Schwarzer Humor ist etwas Großartiges. Zum einen ermöglicht er, relativ einfach mit Themen wie Krankheit, Gewalt, Tod umzugehen. Man lacht eben. Andererseits ist er gerade deshalb so viel tiefgründiger als bloße Ironie oder Witz. Wenn also ausgerechnet eine US-amerikanische Serie diese Art der Komik bis zur Perfektion treibt, ist höchstwertige Unterhaltung garantiert. Ganz wie im vorliegenden Fall.

Walter White ist gerade fünfzig geworden, seine Frau Skyler hochschwanger, der sechzehjährige Sohn körperlich behindert. Die Anstellung als Chemielehrer wird seiner Qualifikation als genialem Wissenschaftler nicht gerecht, das Geld ist sowieso knapp, der Nebenjob in der Autowaschanlage fürs finanzielle Überleben unabdingbar. Dann kommt die erschütternde Diagnose: Walter leidet an Lungenkrebs im Endstadium. Durch Zufall gerät er bei einem Einsatz seines Schwagers, erfolgreicher DEA-Agent, in die unterste Ebene des gigantischen Drogengeschäfts an der Grenze zu Mexiko. Mit einem ehemaligen Schüler beginnnt er, in großen Mengen Crystal Meth zu kochen. Schließlich muss eine Chemotherapie bezahlt werden und die Familie soll nach dem Ableben gut versorgt sein.

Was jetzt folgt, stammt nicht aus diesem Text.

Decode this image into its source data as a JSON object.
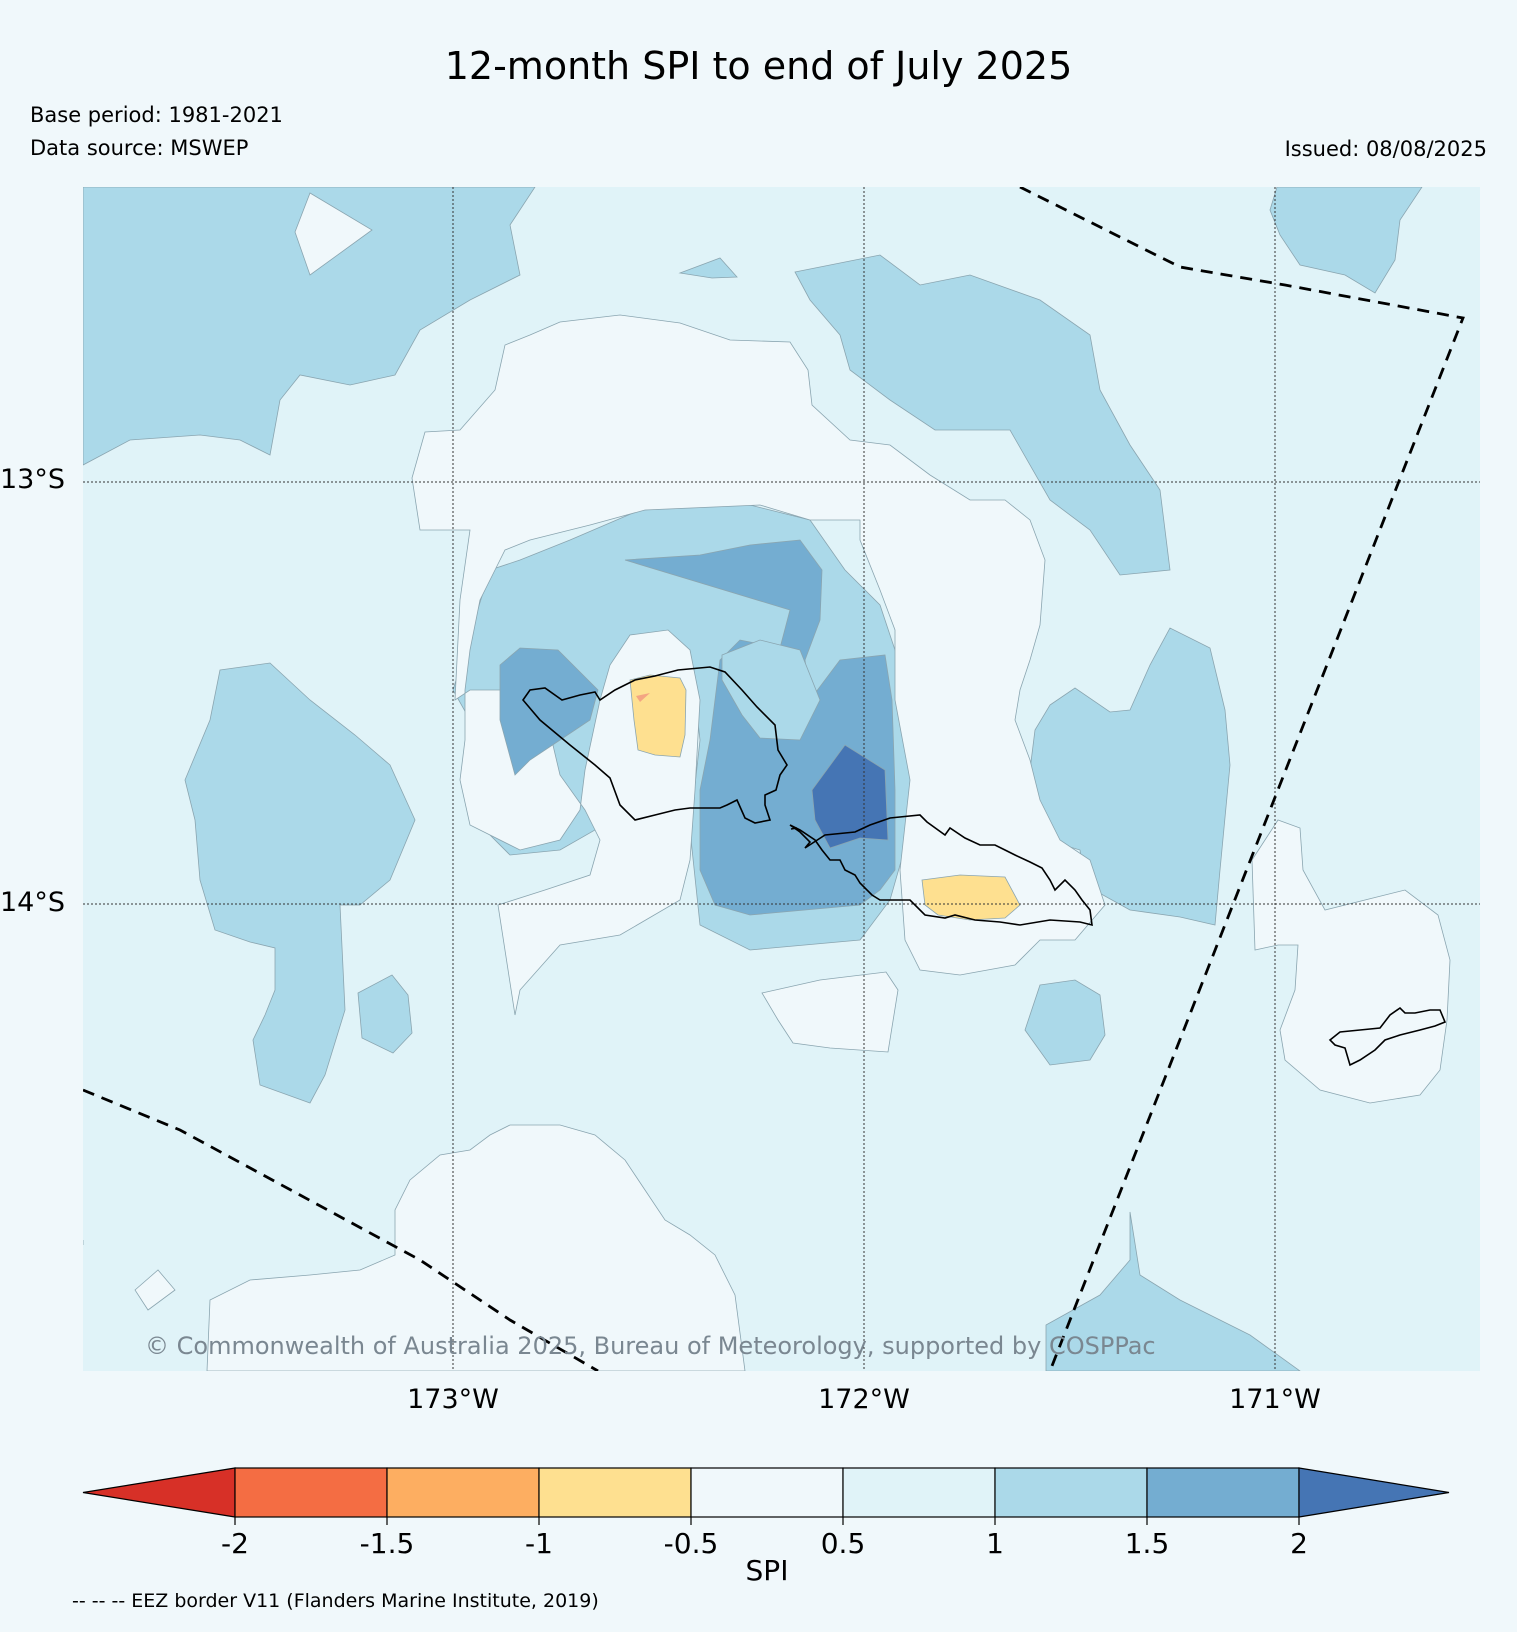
{
  "title": "12-month SPI to end of July 2025",
  "base_period": "Base period: 1981-2021",
  "data_source": "Data source: MSWEP",
  "issued": "Issued: 08/08/2025",
  "lat_labels": [
    "13°S",
    "14°S"
  ],
  "lon_labels": [
    "173°W",
    "172°W",
    "171°W"
  ],
  "copyright": "© Commonwealth of Australia 2025, Bureau of Meteorology, supported by COSPPac",
  "colorbar": {
    "label": "SPI",
    "ticks": [
      "-2",
      "-1.5",
      "-1",
      "-0.5",
      "0.5",
      "1",
      "1.5",
      "2"
    ],
    "colors": [
      "#d73027",
      "#f46d43",
      "#fdae61",
      "#fee090",
      "#f0f8fb",
      "#e0f3f8",
      "#abd9e9",
      "#74add1",
      "#4575b4"
    ]
  },
  "footnote": "-- -- -- EEZ border V11 (Flanders Marine Institute, 2019)"
}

Selbstverständlich bleiben die Probleme nicht aus. Der Vertrieb des Meths muss irgendwie abgewickelt werden, die zwei Hauptprotagonisten kommen anderen Dealern in die Quere, es gibt erste Leichen. Zuhause verstrickt sich Walter immer mehr in die absurdesten Lügengeschichten, die Frau macht sich zunehmend Sorgen, weil ihr Ehemann ohne Erklärung für Stunden und Tage verschwindet.

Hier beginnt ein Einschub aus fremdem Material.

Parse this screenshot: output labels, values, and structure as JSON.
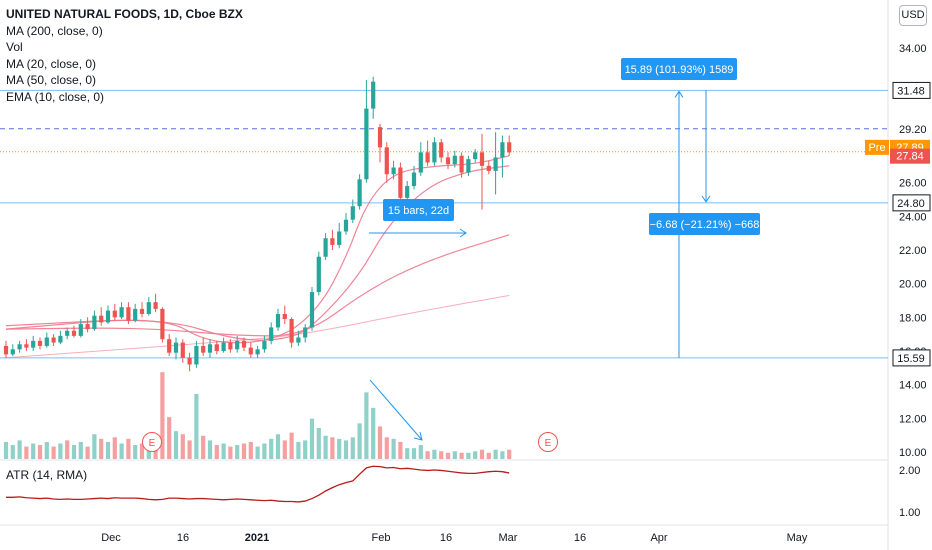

Die Story ist so weit hergeholt also nicht, bei aller Groteske wirkt sie immer noch ziemlich authentisch und replizierbar. Großartig wird die unter der Leitung von Vince Gilligan entstandene Serie erst, weil sie das absolute Maximum aus einem Format von je 45 Minuten pro Episode herausholt. Statt Tempo wird hier die totale Entschleunigung praktiziert. Schneller Schnitt, Verfolgungsjagden, Explosionen – alles völlig unnötig. Vielmehr spielt sich der Großteil von Breaking Bad ganz nach dem Prinzip der hohen Kunst im Kopf des Betrachters ab. Begünstigt wird dies ganz sicher durch die hervorragende schauspielerische Leistung von Bryan Cranston und seinem Partner Aaron Paul, mit denen sich der Zuschauer bestens identifizieren kann. Nur, damit sie diese Sympathie im nächsten Augenblick wieder zerstören, um sie fünf Minuten später erneut aufzubauen. Den Höhepunkt bilden aber nach wie vor die urkomische Szenen, die erst ungläubiges Erstaunen, dann leises Glucksen und schließlich schallendes Gelächter hervorrufen. Womit wir wieder beim Humor wären. Und der ist schließlich bei aller Ernsthaftigkeit immer noch das Beste an diesem funkelnden Kleinod der ach so maroden Fernsehlandschaft.